Disneyland's Pirates of the Caribbean ride closing to revamp scene of brides being auctioned

The scene of leering pirates auctioning off women as brides on the Pirates of Caribbean attraction in Disneyland will be gone forever next month, replaced by a scene considered less offensive to contemporary tastes.

The Anaheim, Calif., resort announced last week that it will close the ride on April 23 to begin its planned makeover, which includes replacing the auction scene with a depiction of pirates selling the pilfered belongings of local townsfolk.
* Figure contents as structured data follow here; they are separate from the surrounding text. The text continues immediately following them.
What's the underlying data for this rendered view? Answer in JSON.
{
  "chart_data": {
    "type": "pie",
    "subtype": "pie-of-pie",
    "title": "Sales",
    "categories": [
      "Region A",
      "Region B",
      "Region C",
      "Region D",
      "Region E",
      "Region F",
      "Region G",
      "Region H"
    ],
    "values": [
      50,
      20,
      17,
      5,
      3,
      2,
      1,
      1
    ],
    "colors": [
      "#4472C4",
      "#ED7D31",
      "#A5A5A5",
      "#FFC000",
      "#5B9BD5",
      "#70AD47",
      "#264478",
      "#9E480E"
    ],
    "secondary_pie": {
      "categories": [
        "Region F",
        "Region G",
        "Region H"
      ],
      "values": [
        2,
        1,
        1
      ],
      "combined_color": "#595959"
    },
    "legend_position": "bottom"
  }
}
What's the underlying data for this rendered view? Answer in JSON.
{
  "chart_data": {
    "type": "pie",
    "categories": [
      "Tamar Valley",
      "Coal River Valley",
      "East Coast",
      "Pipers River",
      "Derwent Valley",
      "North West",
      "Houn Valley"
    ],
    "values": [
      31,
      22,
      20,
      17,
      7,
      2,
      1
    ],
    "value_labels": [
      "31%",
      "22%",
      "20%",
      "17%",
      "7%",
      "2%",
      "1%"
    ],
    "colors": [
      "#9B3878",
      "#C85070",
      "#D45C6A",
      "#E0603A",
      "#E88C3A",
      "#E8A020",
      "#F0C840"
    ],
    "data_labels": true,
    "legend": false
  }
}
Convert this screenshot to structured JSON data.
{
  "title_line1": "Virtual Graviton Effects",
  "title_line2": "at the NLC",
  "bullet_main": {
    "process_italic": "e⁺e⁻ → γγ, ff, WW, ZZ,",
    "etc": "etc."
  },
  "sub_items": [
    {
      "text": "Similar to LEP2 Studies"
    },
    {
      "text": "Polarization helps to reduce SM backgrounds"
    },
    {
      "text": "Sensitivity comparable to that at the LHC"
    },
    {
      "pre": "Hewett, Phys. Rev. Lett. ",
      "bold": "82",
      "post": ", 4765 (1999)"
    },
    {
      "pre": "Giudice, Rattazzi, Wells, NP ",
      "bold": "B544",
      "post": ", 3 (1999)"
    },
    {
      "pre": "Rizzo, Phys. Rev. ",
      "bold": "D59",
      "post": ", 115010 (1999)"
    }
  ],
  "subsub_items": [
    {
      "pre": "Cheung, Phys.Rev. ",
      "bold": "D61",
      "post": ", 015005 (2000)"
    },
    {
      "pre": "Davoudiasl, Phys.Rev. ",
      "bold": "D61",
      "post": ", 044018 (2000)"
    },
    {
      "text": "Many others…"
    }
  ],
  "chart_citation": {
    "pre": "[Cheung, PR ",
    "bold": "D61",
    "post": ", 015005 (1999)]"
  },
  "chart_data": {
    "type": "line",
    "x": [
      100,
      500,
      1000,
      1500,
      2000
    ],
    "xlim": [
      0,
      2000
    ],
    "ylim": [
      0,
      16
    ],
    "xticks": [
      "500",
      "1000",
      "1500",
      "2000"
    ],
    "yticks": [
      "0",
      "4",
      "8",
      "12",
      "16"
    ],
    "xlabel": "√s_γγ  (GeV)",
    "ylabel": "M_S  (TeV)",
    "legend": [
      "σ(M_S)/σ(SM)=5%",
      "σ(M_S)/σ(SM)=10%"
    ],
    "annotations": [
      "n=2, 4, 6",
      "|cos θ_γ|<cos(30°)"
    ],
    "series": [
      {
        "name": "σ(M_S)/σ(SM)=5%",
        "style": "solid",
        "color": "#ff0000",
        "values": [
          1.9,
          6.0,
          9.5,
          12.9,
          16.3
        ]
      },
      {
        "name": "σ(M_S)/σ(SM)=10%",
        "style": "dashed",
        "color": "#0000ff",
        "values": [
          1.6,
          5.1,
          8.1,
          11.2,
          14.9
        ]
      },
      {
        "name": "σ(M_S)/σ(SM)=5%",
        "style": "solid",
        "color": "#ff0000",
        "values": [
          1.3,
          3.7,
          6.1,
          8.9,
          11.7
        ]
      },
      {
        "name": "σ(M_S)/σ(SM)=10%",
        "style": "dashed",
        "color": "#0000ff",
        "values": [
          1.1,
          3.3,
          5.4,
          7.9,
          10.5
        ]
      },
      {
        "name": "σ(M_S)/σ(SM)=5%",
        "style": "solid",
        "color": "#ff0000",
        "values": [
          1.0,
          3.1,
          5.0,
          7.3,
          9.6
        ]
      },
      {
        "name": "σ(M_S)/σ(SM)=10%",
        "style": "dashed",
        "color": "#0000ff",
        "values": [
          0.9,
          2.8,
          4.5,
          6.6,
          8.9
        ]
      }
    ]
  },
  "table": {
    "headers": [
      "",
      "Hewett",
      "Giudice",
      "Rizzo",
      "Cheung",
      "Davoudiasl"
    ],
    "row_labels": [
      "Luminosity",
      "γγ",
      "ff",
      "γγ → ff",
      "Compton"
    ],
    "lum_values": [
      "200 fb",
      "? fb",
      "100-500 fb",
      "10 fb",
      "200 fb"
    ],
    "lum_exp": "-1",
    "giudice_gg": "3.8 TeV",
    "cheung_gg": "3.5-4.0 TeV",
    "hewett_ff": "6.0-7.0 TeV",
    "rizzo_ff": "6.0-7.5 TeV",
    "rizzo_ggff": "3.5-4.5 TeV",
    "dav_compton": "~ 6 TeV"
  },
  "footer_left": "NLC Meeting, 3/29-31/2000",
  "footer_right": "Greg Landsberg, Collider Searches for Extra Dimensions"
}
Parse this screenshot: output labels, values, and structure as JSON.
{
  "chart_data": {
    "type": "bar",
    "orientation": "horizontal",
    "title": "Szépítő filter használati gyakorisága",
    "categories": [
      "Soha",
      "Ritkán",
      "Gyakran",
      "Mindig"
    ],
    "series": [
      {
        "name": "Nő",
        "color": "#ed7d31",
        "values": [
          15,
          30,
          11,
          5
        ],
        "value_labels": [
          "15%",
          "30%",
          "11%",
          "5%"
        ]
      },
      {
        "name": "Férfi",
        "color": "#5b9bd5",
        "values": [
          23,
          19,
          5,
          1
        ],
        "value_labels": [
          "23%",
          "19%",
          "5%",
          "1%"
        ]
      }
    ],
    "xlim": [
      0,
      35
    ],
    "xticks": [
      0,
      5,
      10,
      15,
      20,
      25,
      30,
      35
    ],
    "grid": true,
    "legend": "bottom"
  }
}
The ride should reopen this summer.

A similar overhaul was completed last week at the Magic Kingdom Park in Florida. On that ride, a tall redheaded woman in a red hat _ the prized bride in the auction scene _ has been retained in the new scene where she plays a gun-totting pirate named Redd.

The Pirates of the Caribbean ride at Disneyland Paris was also overhauled to remove the bride auction.

In a post last week on the park's blog, Disney officials explained the changes by noting that Walt Disney himself said he envisioned that his theme parks would always be changing and evolving.

But some Disney fans and theme park experts note that Disney has a history of revamping rides, either to reflect more sensitive contemporary tastes or to inject characters or scenes from new movies that the Burbank, Calif.-based entertainment giant is trying to promote.

"At Disney, their specialty is scrubbing everything to be squeaky clean and palatable," Rick Rothschild, a ride designer for Disney from 1978 until 2009, told the Los Angeles Times this year.

Among other changes in the past, the mock frontier rifles were removed on Tom Sawyer Island along with the victim of an Indian arrow, who lay sprawled for years in front of a settler's burning cabin.

This is not the first time the Pirates of the Caribbean attraction has been altered.

The scene of pirates chasing women through a pillaged town was tweaked in 1997. Trays of food were placed in the women's hands so that it looked like the pirates were lusting after the food instead of the fleeing women.

Characters from the multibillion-dollar movie franchise starring Johnny Depp were added to the ride in 2006. An animatronic Depp, in full Captain Jack Sparrow pirate regalia, later replaced a frightened woman, hiding in a barrel.